Published online by Cambridge University Press: 17 August 2009
The conception of God is both the most fundamental and the most difficult part of any scheme of religious thought. The Fathers were heirs to two traditions – the anthropomorphic accounts of God's loving activity in the Bible and the philosophical reflection on the changeless source of all being in Hellenistic thought. In the work of the Eastern Fathers in particular we see the interaction of these two traditions upon one another. The first four extracts chosen all come from the Eastern Church and illustrate that interaction.

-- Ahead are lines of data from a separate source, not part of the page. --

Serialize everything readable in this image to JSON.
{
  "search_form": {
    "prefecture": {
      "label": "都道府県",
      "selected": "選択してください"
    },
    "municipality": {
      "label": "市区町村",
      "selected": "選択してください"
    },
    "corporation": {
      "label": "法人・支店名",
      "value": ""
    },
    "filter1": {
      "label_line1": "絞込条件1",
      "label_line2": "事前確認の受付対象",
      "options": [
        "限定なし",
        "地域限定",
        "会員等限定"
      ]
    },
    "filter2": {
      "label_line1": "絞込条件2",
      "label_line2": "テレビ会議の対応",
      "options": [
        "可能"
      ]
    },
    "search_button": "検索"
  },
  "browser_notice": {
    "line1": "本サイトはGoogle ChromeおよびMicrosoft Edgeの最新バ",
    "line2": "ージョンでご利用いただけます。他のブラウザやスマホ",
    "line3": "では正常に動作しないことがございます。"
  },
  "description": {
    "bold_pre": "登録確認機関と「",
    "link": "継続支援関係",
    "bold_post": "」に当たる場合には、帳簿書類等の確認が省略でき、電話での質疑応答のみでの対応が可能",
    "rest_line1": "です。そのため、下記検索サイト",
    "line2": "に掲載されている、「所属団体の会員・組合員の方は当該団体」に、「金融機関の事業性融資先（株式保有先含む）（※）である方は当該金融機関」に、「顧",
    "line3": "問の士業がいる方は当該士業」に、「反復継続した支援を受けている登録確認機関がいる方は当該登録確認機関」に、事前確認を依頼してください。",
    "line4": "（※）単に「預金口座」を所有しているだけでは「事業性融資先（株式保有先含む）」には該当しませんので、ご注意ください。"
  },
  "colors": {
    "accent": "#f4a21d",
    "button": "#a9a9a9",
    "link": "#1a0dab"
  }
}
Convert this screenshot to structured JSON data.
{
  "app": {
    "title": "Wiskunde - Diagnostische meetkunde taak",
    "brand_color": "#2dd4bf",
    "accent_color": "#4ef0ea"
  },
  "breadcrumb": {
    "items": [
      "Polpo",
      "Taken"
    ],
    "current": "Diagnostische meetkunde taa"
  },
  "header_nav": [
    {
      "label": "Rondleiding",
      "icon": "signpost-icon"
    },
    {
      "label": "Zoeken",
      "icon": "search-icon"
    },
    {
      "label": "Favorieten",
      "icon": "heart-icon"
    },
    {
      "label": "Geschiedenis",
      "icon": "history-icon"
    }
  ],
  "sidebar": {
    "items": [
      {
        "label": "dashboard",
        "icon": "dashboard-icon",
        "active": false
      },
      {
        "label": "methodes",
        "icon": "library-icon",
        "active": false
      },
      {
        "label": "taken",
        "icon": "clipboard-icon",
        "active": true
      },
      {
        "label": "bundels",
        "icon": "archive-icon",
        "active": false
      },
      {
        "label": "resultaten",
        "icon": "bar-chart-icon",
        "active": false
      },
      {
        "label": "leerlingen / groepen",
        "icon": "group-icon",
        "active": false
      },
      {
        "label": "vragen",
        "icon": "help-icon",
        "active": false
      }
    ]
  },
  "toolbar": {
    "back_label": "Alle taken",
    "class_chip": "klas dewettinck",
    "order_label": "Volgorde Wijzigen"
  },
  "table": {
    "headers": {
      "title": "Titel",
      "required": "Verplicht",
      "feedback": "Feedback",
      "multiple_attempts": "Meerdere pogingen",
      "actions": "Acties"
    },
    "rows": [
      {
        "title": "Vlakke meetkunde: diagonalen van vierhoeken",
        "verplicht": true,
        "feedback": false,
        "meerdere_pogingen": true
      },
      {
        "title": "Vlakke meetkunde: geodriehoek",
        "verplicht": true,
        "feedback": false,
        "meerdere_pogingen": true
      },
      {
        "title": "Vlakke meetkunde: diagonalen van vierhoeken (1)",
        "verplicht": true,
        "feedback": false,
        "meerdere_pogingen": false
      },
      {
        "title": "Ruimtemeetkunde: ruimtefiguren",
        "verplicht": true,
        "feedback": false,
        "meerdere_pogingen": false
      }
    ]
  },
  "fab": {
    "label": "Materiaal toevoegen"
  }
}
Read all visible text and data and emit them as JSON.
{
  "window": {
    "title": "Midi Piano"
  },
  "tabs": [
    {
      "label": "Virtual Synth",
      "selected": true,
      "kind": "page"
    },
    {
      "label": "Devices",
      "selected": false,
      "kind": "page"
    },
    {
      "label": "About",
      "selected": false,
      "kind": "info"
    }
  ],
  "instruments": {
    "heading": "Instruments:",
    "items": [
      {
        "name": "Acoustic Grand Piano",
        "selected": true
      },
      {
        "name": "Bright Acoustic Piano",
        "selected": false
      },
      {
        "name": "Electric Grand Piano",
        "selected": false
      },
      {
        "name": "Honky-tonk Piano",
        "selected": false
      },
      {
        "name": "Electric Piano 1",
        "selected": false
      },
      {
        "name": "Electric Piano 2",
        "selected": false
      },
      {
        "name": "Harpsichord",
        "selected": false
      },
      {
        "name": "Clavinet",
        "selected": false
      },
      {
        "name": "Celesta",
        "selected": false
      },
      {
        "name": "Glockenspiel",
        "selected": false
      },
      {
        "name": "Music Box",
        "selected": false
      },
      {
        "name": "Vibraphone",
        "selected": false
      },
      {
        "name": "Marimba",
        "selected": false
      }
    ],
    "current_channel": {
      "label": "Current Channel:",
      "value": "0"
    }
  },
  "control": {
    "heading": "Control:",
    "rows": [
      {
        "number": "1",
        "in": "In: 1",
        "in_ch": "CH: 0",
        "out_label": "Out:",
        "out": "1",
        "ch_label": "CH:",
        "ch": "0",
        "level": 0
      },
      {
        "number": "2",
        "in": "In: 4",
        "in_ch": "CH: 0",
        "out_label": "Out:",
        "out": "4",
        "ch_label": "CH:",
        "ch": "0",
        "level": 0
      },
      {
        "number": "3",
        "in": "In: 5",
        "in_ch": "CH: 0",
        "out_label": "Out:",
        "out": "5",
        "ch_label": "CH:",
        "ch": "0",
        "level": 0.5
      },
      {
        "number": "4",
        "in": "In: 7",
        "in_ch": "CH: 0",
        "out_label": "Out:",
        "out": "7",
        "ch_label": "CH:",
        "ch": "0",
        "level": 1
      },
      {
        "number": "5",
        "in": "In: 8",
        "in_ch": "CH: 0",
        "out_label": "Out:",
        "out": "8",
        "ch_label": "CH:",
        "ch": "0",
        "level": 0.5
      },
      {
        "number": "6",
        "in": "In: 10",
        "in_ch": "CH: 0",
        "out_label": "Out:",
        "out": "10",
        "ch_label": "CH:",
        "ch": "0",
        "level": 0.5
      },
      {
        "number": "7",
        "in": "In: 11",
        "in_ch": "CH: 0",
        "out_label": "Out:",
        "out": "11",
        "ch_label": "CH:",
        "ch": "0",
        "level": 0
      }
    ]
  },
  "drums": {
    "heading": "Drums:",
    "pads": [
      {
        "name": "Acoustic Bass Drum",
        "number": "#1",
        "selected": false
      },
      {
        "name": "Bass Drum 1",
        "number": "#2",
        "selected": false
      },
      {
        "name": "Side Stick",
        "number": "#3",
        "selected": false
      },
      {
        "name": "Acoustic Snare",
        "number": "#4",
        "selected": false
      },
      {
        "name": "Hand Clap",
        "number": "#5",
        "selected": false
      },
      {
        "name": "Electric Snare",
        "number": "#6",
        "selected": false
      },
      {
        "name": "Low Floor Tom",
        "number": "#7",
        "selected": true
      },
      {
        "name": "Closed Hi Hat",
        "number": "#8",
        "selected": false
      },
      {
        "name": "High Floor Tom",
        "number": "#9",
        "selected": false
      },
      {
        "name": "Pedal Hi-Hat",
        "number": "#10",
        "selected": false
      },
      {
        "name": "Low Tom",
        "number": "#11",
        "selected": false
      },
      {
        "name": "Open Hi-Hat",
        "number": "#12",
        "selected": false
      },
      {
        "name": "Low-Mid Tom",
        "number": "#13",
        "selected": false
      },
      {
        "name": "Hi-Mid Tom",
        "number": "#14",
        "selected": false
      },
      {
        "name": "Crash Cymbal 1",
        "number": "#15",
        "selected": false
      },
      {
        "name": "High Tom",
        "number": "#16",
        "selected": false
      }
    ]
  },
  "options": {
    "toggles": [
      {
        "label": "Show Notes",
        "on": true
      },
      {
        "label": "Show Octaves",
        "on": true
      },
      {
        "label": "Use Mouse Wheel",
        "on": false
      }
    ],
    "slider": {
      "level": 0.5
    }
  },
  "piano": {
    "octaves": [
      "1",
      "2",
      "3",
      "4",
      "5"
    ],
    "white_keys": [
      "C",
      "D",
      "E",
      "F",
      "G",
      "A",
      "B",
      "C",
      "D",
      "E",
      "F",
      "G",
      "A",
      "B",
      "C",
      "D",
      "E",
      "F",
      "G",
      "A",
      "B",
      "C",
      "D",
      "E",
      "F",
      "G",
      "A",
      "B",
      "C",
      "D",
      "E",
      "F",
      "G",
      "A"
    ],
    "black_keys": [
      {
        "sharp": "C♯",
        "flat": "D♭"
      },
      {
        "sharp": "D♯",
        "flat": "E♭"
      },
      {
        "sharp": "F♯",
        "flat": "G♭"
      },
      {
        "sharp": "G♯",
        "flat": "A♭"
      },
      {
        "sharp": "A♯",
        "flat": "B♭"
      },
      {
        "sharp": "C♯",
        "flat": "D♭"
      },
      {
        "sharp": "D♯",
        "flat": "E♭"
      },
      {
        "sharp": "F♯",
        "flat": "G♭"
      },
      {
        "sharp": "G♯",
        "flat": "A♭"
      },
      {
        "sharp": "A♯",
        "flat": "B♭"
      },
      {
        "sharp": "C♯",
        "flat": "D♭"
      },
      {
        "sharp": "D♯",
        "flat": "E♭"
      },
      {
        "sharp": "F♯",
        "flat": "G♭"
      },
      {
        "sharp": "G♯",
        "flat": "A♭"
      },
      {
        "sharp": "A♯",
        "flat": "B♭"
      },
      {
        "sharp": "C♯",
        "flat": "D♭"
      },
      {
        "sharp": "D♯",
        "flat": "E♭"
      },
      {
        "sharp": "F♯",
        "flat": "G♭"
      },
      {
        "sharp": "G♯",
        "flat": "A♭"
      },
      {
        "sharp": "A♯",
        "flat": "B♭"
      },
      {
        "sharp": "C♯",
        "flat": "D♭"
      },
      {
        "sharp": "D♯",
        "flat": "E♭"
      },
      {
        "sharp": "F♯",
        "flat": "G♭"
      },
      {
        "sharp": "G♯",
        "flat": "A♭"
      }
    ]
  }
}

Clement of Alexandria, writing towards the end of the second century, seeks to show how, on the one hand, poets and philosophers (above all Plato) and, on the other, Scripture point alike to the ineffability of God. In doing so he draws on the writings of Platonists of his own time. Origen held similar convictions, but the extensive nature of his expository and homiletic use of Scripture required him to work out their implications in more detail. The extract given here shows this concern leading him into an interesting discussion of the nature of religious language.
Basil's letter belongs to a more directly polemical context. The later Arians had claimed that it was logically impossible for the same God to be both essentially unknowable and yet known in Christian revelation. Basil meets the objection by drawing a distinction between God's essence and his attributes.
The passage from his brother Gregory of Nyssa shows the strongly religious character of this approach.